Angered by criticism that he favored his own New York Yankees when filling out the starting lineup in the first six All-Star Games he managed, Joe McCarthy did not play any of the five Yankees on the American League team that defeated the National League 5-3 on July 13, 1943.

It marked the only time in history that a Yankee did not appear in an All-Star Game.

That, however, didn't stop the American League from winning for the eighth time in the 11-season history of the series.

The National League took a 1-0 lead in the top of the first when Chicago Cubs third baseman Stan Hack and Brooklyn Dodgers second baseman Billy Herman opened the game with back-to-back singles off American League starting pitcher Dutch Leonard of the Washington Senators. Hack scored on a sacrifice fly by St. Louis Cardinals left fielder Stan Musial, who was making the first of his 24 straight All-Star Game appearances.

But the game turned in the bottom of the second when second baseman Bobby Doerr of the Boston Red Sox hit a three-run homer off Mort Cooper after the Cardinals' National League starter had issued back-to-back walks.

The host American League built their lead to 5-1 before Pirates outfielder Vince DiMaggio went to work. DiMaggio entered the game as a pinch-hitter and went 3-for-3 with a triple, a homer and two runs scored.

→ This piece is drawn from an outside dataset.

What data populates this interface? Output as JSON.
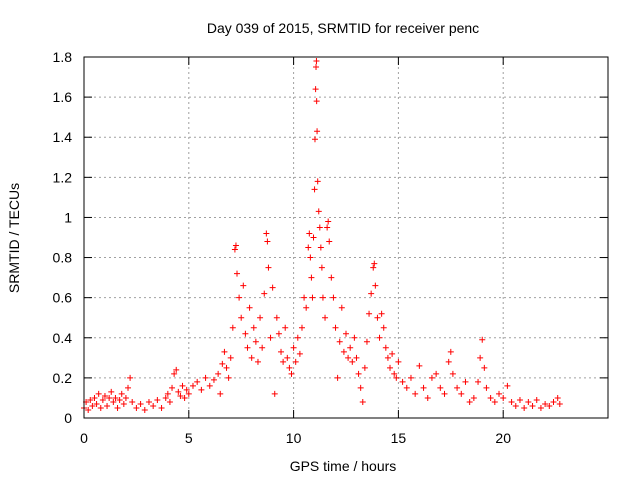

Hack also had three hits and Herman had two as the National League out-hit the winners 10-8. Doerr and left fielder Dick Wakefield of the Detroit tigers each had two hits for the American League. Wakefield's hits included a RBI double off Cooper, who allowed four runs on four hits in 2 1/3 innings.

Leonard allowed one run on two hits over three innings. Hal Newhouser of the Tigers followed with three scoreless innings.